Al White, former state tourism director jumps into Senate District 8 race
Al White wants to be your state senator (again)
Steamboat Springs — Former Colorado tourism director and state senator Al White, of Winter Park, whose state senate district included Routt County, wants to be your senator again. But this time, White will identify neither as Republican, as he did while serving in the senate from 2009 to 2011, nor Democrat.
White announced his intention on March 2 to oppose incumbent District 8 state Sen. Randy Baumgardner (R-Hot Sulphur Springs) and Democratic challenger Emily Tracy, of Breckenridge, in the November election. If he prevails in the election, he would become the first unaffiliated candidate elected to the state legislature.
Senate District 8 comprises Garfield, Grand, Jackson, Moffat, Rio Blanco, Routt and Summit counties.
White acknowledged Thursday that fundraising will be difficult without receiving funds directly from one of the two major parties, but said he thinks “the time is right” for his independent run for office.
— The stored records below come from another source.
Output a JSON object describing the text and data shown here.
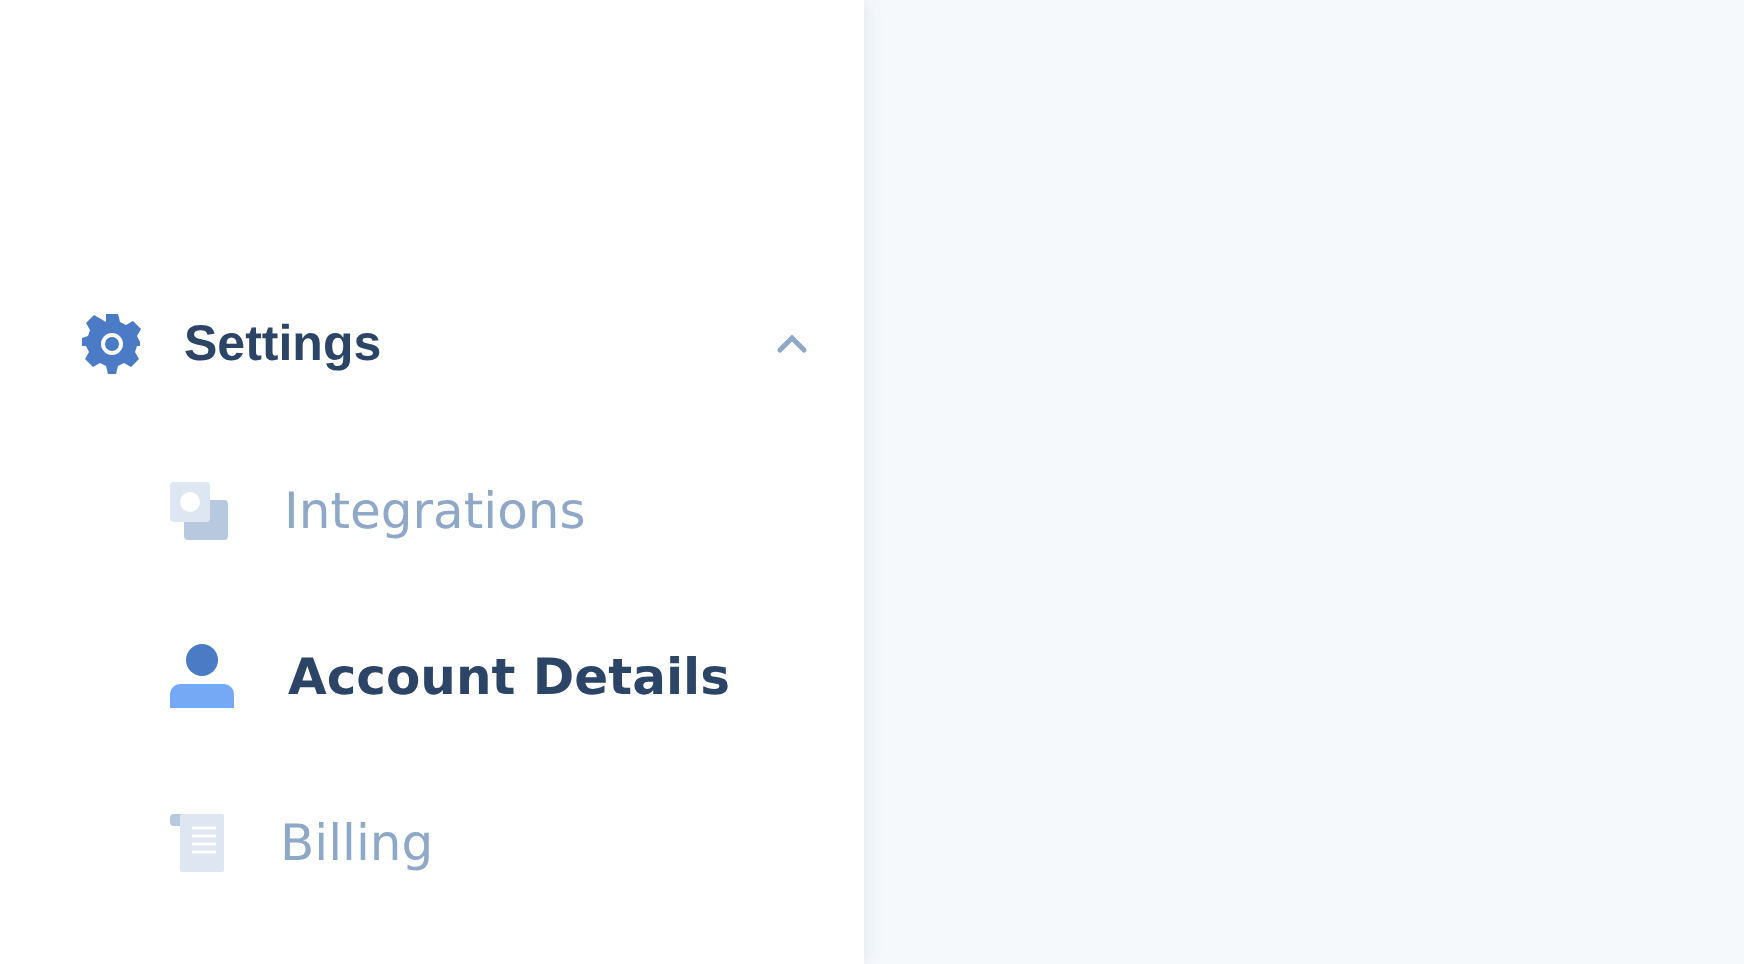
{
  "section": {
    "title": "Settings",
    "expanded": true,
    "items": [
      {
        "label": "Integrations",
        "kind": "integrations",
        "selected": false
      },
      {
        "label": "Account Details",
        "kind": "account",
        "selected": true
      },
      {
        "label": "Billing",
        "kind": "billing",
        "selected": false
      }
    ]
  }
}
Running as an unaffiliated candidate appeals to him, he said, as it would free him from party leaders telling him how to vote, should he be successful.
“Here’s where I think I can win this,” White said. “I think I still have a solid block of people who voted for me in the past, regardless of affiliation, and a lot of them will support me for the person I am and things I accomplished in legislature. And I think I can strip some Republican votes that won’t be knee jerk (Republican) voters.”
The political reality of the district is that all three candidates — likely Tracy and White more so than Baumgardner — will need to appeal to independent voters.
Catherine Carson, who serves as Democratic chairperson for Senate District 8, as well as for Routt County, said her latest tally of active voters in the seven counties is about 76,800. Of those, about 36.3 percent are Republicans (27,900), 24.2 percent are Democrats and almost 1 percent are Libertarians. The unaffiliated active voters represent the biggest share of voters in the senate district, with 38.3 percent.
Baumgardner defeated Tracy in the 2012 general election by a margin of 51.1 percent to 44.3, with a Libertarian candidate claiming 4.6 percent of the vote.
Tracy said March 2 she is encouraged the share of Republicans is down about five points from the 2012 election and added she believes the geographic size of the district “leaves plenty of room for a three-candidate race.”
“This shift represents an opportunity for a candidate like myself: a moderate, common-sense person who understands rural issues and knows how to bring diverse points of view together,” Tracy said. “We need new representation in Senate District 8, not the current Republican or a Republican who has temporarily removed his label.”
Asked through a staffer at the state capitol Thursday for a reaction to the announcement of White’s candidacy, Baumgardner texted back, “That’s interesting.”
White said he expects his work as state tourism director will play well in the ski towns of Northwest Colorado.
“There is a solid block of people who better recognize now, than they did before, my accomplishments on behalf of tourism,” he said.
White also served in the state House of Representatives from 2000 to 2008, where he was assistant majority leader. He said Thursday that, after serving only part of his original four-year senate term, and being away from the legislature for five years, he would be eligible to seek and serve two four-year terms as allowed under the 1990 Colorado Term Limits Act.